PDF(Pubmed)
Abstract:
Kleefstra syndrome (KLEFS) refers to a rare inherited neurodevelopmental disorder characterized by intellectual disability (ID), language and motor delays, behavioral abnormalities, abnormal facial appearance, and other variable clinical features. KLEFS is subdivided into two subtypes: Kleefstra syndrome-1 (KLEFS1, OMIM: 610253), caused by a heterozygous microdeletion encompassing the Euchromatic Histone Lysine Methyltransferase 1 (EHMT1) gene on chromosome 9q34.3 or pathogenic variants in the EHMT1 gene, and Kleefstra syndrome-2 (KLEFS2, OMIM: 617768), caused by pathogenic variants in the KMT2C gene. More than 100 cases of KLEFS1 have been reported with pathogenic variants in the EHMT1 gene. However, only 13 patients with KLEFS2 have been reported to date. In the present study, five unrelated Chinese patients were diagnosed with KLEFS2 caused by KMT2C variants through whole-exome sequencing (WES). We identified five different variants of the KMT2C gene in these patients: c.9166C>T (p.Gln3056*), c.9232_9247delCAGCGATCAGAACCGT (p.Gln3078fs*13), c.5068dupA (p.Arg1690fs*10), c.10815_10819delAAGAA (p.Lys3605fs*7), and c.6911_6912insA (p.Met2304fs*8). All five patients had a clinical profile similar to that of patients with KLEFS2. To analyze the correlation between the genotype and phenotype of KLEFS2, we examined 18 variants and their associated phenotypes in 18 patients with KLEFS2. Patients carrying KMT2C variants presented with a wide range of phenotypic defects and an extremely variable phenotype. We concluded that the core phenotypes associated with KMT2C variants were intellectual disability, facial dysmorphisms, language and motor delays, behavioral abnormalities, hypotonia, short stature, and weight loss. Additionally, sex may be one factor influencing the outcome. Our findings expand the phenotypic and genetic spectrum of KLEFS2 and help to clarify the genotype-phenotype correlation.
摘要:
Kleefstra综合征(KLEFS)是一种罕见的遗传性神经发育障碍,以智力障碍(ID)为特征,语言和运动延迟,行为异常,异常的面部外观,和其他可变的临床特征。KLEFS分为两个亚型:Kleefstra综合征-1(KLEFS1,OMIM:610253),由9q34.3号染色体上包含Eucrochromprochleum组蛋白赖氨酸甲基转移酶1(EHMT1)基因的杂合微缺失或EHMT1基因中的致病变体引起,和Kleefstra综合征-2(KLEFS2,OMIM:617768),由KMT2C基因的致病变异引起。已经报道了超过100例KLEFS1在EHMT1基因中具有致病变体。
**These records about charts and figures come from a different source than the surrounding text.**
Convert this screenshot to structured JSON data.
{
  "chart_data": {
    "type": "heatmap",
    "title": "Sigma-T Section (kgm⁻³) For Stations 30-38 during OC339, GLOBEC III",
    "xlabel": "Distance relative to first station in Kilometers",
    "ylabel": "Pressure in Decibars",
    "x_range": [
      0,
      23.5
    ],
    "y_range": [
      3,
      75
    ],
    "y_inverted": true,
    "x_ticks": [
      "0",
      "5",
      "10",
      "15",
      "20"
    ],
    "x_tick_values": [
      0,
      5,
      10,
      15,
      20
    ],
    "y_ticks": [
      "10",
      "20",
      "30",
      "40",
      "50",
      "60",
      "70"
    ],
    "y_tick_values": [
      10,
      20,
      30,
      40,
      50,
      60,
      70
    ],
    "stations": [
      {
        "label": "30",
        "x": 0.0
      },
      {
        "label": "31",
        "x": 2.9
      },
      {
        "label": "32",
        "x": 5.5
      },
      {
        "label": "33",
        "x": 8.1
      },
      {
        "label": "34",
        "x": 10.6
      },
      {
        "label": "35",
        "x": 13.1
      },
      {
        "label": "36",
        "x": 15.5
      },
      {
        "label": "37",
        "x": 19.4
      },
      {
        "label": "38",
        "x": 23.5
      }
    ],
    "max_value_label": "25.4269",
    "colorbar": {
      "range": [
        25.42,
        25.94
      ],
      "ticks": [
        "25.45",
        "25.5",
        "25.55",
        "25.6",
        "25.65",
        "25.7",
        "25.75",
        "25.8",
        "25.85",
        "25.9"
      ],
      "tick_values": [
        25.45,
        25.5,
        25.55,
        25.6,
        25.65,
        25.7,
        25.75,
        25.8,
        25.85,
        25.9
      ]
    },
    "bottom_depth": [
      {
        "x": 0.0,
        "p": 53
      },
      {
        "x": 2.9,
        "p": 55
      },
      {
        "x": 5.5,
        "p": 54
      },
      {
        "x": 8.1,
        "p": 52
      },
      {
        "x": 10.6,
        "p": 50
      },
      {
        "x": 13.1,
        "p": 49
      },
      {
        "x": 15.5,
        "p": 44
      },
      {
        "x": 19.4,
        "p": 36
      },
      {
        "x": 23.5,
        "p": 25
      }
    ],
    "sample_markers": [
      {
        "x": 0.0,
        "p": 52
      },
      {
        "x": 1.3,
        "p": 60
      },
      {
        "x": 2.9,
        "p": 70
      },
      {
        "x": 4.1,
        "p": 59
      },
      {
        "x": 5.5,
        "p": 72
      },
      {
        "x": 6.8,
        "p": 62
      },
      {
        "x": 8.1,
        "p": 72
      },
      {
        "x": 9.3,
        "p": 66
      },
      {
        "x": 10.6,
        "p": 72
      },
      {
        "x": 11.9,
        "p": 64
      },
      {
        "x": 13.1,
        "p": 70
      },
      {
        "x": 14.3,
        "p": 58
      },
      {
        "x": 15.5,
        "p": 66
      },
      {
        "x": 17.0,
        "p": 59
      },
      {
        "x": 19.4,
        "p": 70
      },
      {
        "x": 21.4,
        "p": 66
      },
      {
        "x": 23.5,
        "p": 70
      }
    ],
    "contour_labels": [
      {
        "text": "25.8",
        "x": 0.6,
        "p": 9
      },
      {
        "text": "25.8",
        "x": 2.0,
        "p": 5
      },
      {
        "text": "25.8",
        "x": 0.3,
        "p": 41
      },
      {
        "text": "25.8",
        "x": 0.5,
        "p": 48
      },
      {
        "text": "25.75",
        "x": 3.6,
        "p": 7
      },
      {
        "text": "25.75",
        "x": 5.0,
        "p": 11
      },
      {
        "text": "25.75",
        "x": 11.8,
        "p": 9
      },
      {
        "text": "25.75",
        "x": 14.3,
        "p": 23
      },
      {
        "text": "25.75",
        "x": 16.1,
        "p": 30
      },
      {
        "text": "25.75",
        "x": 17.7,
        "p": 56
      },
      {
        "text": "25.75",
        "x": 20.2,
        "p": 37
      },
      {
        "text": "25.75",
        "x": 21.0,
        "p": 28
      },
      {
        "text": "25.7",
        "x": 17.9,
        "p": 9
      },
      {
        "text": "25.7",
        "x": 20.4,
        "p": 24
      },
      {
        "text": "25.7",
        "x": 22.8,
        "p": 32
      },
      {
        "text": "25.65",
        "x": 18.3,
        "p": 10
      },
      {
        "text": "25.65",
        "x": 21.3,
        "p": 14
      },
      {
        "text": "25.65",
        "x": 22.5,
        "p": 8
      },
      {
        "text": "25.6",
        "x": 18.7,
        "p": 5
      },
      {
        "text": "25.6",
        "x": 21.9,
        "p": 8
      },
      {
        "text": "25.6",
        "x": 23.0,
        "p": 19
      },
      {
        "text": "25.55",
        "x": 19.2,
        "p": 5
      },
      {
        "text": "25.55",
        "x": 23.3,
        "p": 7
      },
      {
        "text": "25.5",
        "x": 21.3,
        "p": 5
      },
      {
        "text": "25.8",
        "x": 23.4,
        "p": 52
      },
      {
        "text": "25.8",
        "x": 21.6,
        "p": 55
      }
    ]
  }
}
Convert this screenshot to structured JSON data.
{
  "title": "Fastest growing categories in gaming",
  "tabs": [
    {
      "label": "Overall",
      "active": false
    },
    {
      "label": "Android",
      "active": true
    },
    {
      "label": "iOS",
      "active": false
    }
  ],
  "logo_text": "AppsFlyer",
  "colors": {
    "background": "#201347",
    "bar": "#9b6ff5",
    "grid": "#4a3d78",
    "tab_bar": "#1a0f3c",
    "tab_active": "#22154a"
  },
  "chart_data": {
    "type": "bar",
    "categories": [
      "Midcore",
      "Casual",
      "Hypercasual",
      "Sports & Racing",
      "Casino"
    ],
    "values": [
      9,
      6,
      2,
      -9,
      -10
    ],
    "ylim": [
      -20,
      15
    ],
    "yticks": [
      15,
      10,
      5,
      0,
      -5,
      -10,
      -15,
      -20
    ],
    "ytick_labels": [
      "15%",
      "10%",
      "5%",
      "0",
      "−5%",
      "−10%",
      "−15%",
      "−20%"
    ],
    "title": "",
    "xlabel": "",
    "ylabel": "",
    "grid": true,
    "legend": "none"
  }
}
然而,迄今仅报告了13例KLEFS2患者.在本研究中,通过全外显子组测序(WES),5例无关的中国患者被诊断为KMT2C变异引起的KLEFS2.我们在这些患者中鉴定了KMT2C基因的五种不同变体:c.9166C>T(p。Gln3056*),c.9232_9247delCAGCGATCAGAACCGT(p。Gln3078fs*13),c.5068dupA(p。Arg1690fs*10),c.10815_10819delAAGAA(p。Lys3605fs*7),和c.6911_6912insA(p。Met2304fs*8)。所有5名患者的临床特征与KLEFS2患者相似。为了分析KLEFS2基因型和表型之间的相关性,我们检查了18例KLEFS2患者的18种变异及其相关表型。携带KMT2C变体的患者表现出广泛的表型缺陷和极其可变的表型。我们得出结论,与KMT2C变异相关的核心表型是智力障碍,面部畸形,语言和运动延迟,行为异常,低张力,身材矮小,和减肥。此外,性别可能是影响结果的一个因素。我们的发现扩展了KLEFS2的表型和遗传谱,并有助于阐明基因型-表型相关性。